Banks to intensify credit collection in real estate as demand for credit rises

Banks up credit collection in real estate amid loans appetite. [iStockphoto]

Real estate is one of the sectors banks will target as they intensify their debt recovery efforts, according to details contained in the latest regulator’s report.

The credit recovery efforts come just months as banks also witnessed increased demand  for credit in the quarter ending December 2023.

The latest Credit Officer Survey by the Central Bank of Kenya (CBK) also shows building and construction as another sector that banks will intensify their recovery efforts this quarter. 

The Credit Officer Survey by CBK comes out quarterly and offers perception of banks, through the lenses of their credit officers, on how they perceive credit flow in 11 economic sectors.

These sectors are: real estate; building and construction; manufacturing; mining and quarrying, energy and water; trade; transport and communication; financial services; personal and household; agriculture and ; tourism, restaurant and hotels.

The survey notes that in the fourth quarter of 2023, the perceived demand for credit remained unchanged in seven economic sectors. 

“It increased in four sectors (manufacturing, trade, real estate, and personal and household),” reads the survey in part.  

The survey covered 38 commercial banks and one mortgage finance company.

According to the data, credit demand in real estate increased in the quarter ended December 2023 represented by 48 per cent compared to 42 per cent in the quarter ended September 2023.

“The perceived increased demand for credit in manufacturing, trade, real estate, and personal and household sectors is mainly attributed to
increased working capital requirements,” reads the survey. 

The working capital in real estate can be linked to inflation costs in the industry which have been largely driven by fuel and transport costs, according to the Kenya National Bureau of Standard(KNBS) Construction Input Price Indices. 

KNBS data showed cost of building materials went up 2.02 per cent compared in 2023 compared to previous year where it dropped by 1.47 per cent. 

For building and construction, represented by majority (57 per cent), the respondents noted that credit demand in this sector remained constant in the period. 

When it comes to credit standards - the criteria for approving loans - in the fourth quarter of 2023, this remained the same in nine economic sectors.

“Credit standards for real estate, and Personal and household sectors were tightened,” the survey states. 

The tightening perception in real estate was represented by a majority 50 per cent of respondents. Building and construction has 49 per cent who spoke of tightening and another 49 per cent whose perception was that the credit standards remained the same. 

The tightening of credit standards has also informed increased recovery efforts from real estate as documented in the survey. 

For the quarter ended March 31, 2024, the CBK document says, banks expect to intensify their credit recovery efforts in eight economic sectors and retain them in three sectors (mining and quarrying, energy and water, and financial services). 

“The intensified recovery efforts are aimed at improving the overall quality of the asset portfolio,” the survey states.

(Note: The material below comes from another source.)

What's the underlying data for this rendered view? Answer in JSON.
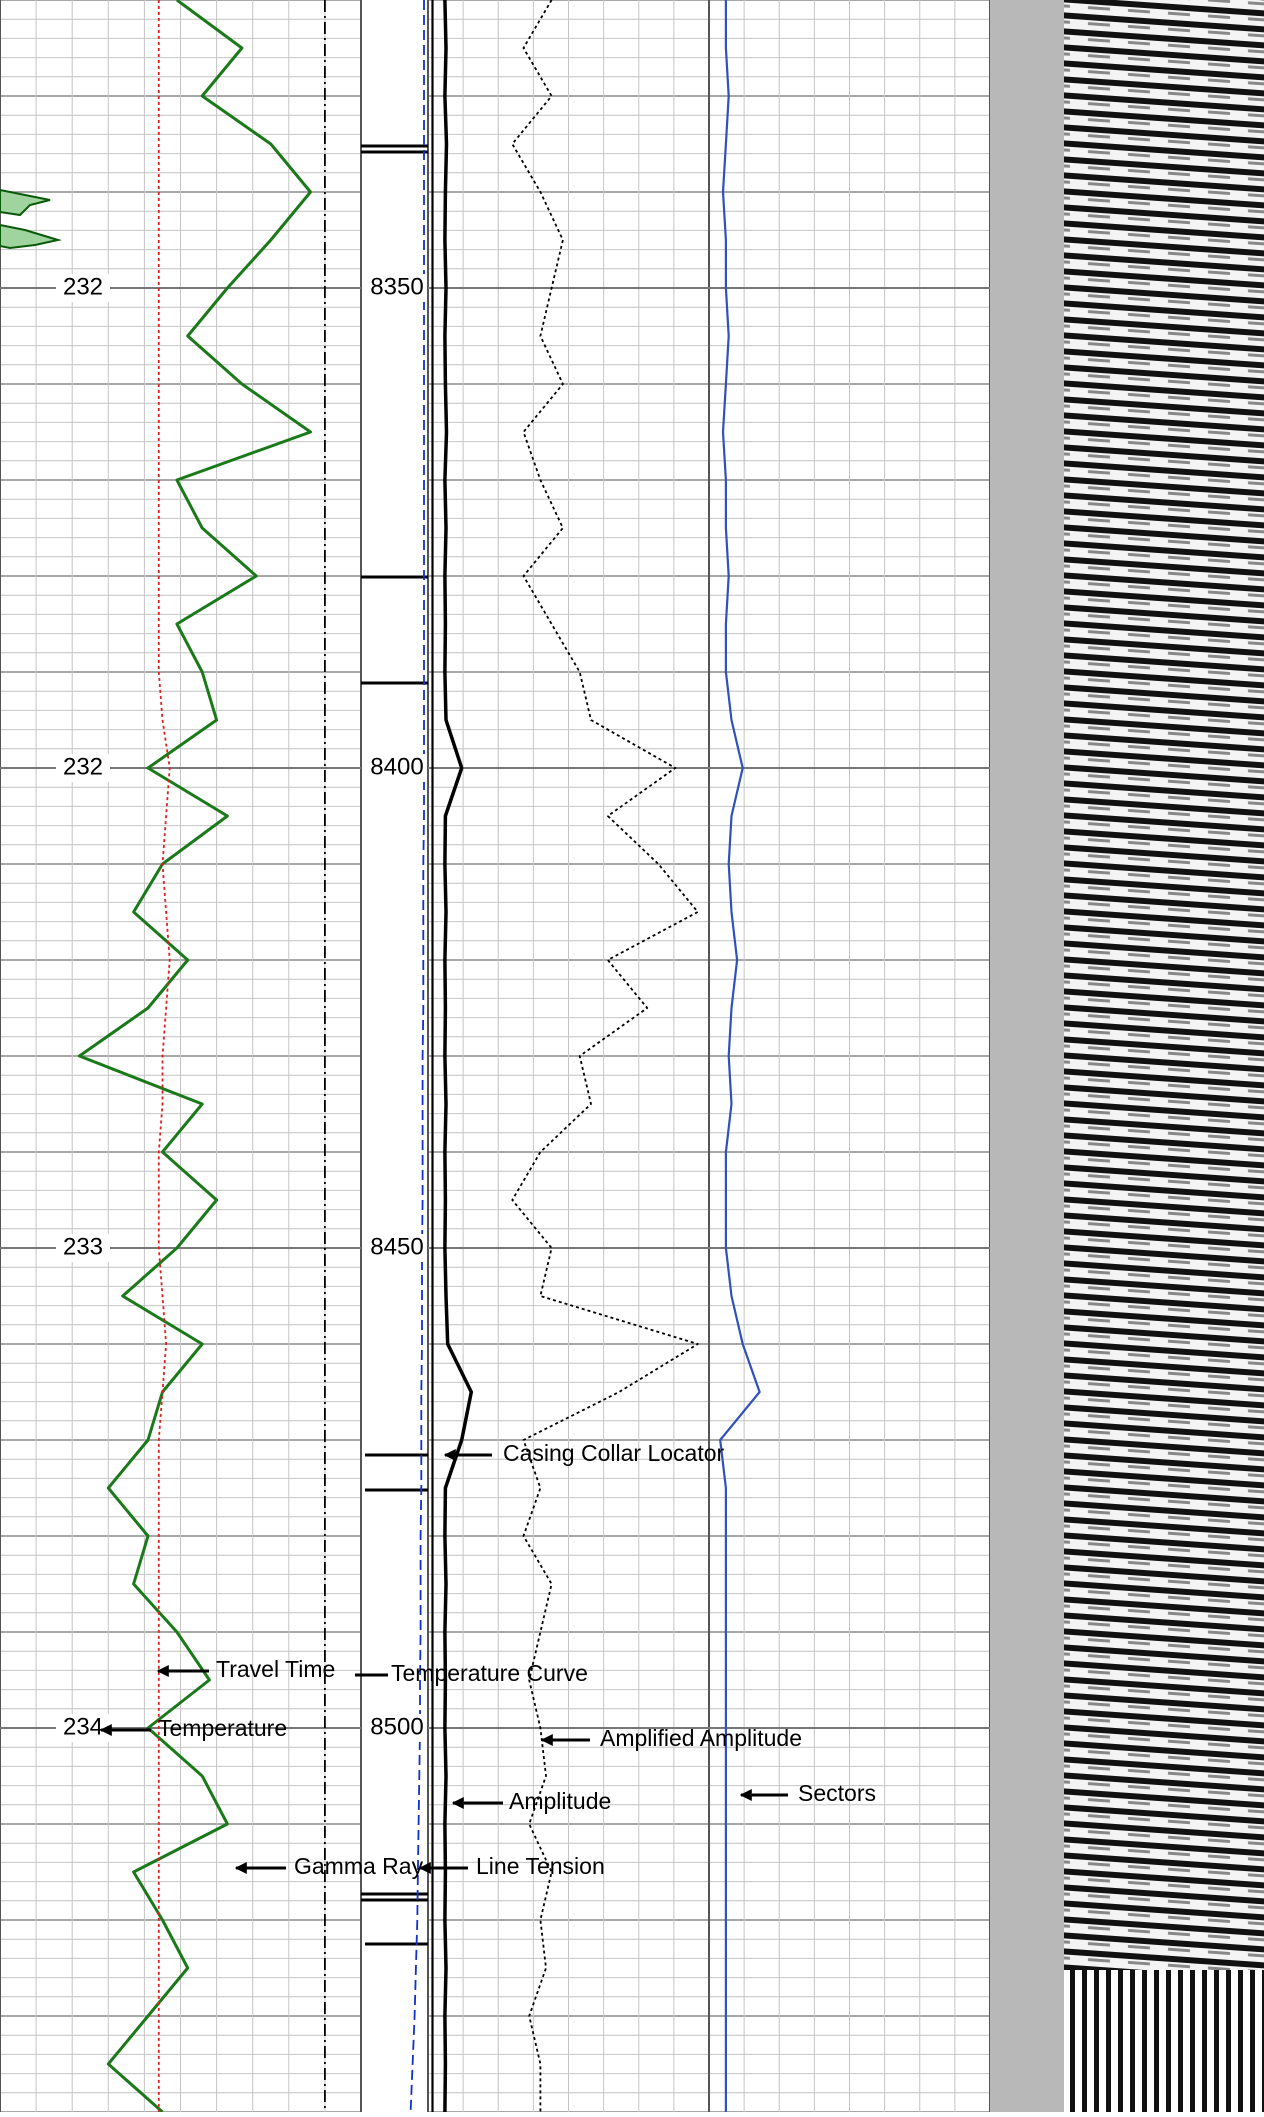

“The main sectors that banks intend to intensify credit recovery efforts are: personal and household; trade, real estate; building and construction and;  manufacturing.”

Intensified recovery efforts in real estate sector represented by 76 per cent of respondents in the latest survey is a continuation of the situation in the previous quarter ended September 2023 where the figure stood at 73 per cent. 

Despite the tightening of credit standards and increased efforts to recover loans, the real estate is not among the sectors that banks expect a major increase in the level of Non Performing Loans (NPLs).

“Respondents indicated that the level of NPLs is expected to remain constant in nine economic sectors and increase in personal and household; and trade sectors,” the survey states.

It adds: “This is in tandem with expected increase in demand for credit in these sectors.”

According to the survey, the percentage of credit officers who expect NPLs in the in real estate to increase went up slightly to 34 per cent in the quarter ended December 2023 compared to 24 in the previous quarter ended September 2023.